Now their offensive line is struggling. The Raiders hope that the return of Curt Marsh, possibly in three weeks, will help.

Footballs are falling off their new receivers’ hands. Jessie Hester dropped another pass Sunday, and Jim Smith failed to hold one in the end zone.

Hester also caught three passes for 77 yards, giving him 8 for 146 yards in two games. Smith is an established player. Dokie Williams has been fine, so school isn’t out yet.

But any improvements the Raiders make, they’ll have to make on the fly, and behind a new quarterback, who was asked if the Raiders didn’t now have to rally behind him.

Said Wilson: “The team has to rally, period.”

Raider Notes

Dr. Robert Rosenfeld, the Raider orthopedist, said that Plunkett’s separated left shoulder keeps slipping out. “The only problem is if we have to sew it (operate) or if nature does it,” Rosenfeld said. The time frame, Rosenfeld said, would remain the same, at least six weeks, whether surgery is required or not.
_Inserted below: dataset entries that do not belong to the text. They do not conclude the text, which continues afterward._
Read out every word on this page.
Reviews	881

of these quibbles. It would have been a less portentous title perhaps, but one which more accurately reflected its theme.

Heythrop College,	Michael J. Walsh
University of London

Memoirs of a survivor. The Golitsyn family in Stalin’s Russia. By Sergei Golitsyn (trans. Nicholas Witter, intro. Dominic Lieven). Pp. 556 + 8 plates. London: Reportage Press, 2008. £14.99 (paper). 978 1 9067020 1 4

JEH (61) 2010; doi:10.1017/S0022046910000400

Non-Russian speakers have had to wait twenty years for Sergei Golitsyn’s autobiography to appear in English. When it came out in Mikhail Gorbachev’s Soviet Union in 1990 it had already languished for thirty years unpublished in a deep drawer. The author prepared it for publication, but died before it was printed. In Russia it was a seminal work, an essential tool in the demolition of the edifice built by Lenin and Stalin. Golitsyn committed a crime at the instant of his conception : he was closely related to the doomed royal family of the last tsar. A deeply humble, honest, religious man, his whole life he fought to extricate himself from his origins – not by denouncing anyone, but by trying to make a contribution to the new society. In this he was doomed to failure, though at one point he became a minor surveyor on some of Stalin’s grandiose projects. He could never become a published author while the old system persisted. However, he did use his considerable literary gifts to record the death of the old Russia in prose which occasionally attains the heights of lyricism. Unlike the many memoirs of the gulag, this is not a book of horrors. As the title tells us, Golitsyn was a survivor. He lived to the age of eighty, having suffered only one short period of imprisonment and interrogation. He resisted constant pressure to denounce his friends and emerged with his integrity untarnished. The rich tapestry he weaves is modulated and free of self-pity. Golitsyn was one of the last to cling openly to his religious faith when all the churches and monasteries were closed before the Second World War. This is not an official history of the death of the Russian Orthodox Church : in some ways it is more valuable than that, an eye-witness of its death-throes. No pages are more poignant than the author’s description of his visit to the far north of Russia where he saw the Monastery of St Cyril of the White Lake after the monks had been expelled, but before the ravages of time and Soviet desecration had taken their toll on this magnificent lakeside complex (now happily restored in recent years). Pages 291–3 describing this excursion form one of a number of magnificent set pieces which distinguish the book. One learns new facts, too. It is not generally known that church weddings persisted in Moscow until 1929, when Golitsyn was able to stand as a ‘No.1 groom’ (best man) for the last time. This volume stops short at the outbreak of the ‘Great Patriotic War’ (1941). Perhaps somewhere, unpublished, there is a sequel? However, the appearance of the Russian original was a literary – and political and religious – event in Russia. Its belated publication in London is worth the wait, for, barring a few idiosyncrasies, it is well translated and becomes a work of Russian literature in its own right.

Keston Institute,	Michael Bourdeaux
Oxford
Five players can be brought back from injured reserve provided they were put on the list after the season started. Still, there is a question about what a prolonged absence will mean to a 37-year-old quarterback. . . . The Raiders announced late Monday afternoon that they had re-signed halfback Steve Strachan to take Plunkett’s spot on the roster. . . . What ever happened to Dan Reeder? Reeder, the leading rusher in the exhibition season, was waived in the last cut. Strachan had gone in the cut the week before. . . . Guard Charley Hannah, hospitalized overnight with a strained right knee, will probably be listed as questionable for Sunday’s game at New England and has a good chance to play. . . . The opening line: Patriots are two-point favorites.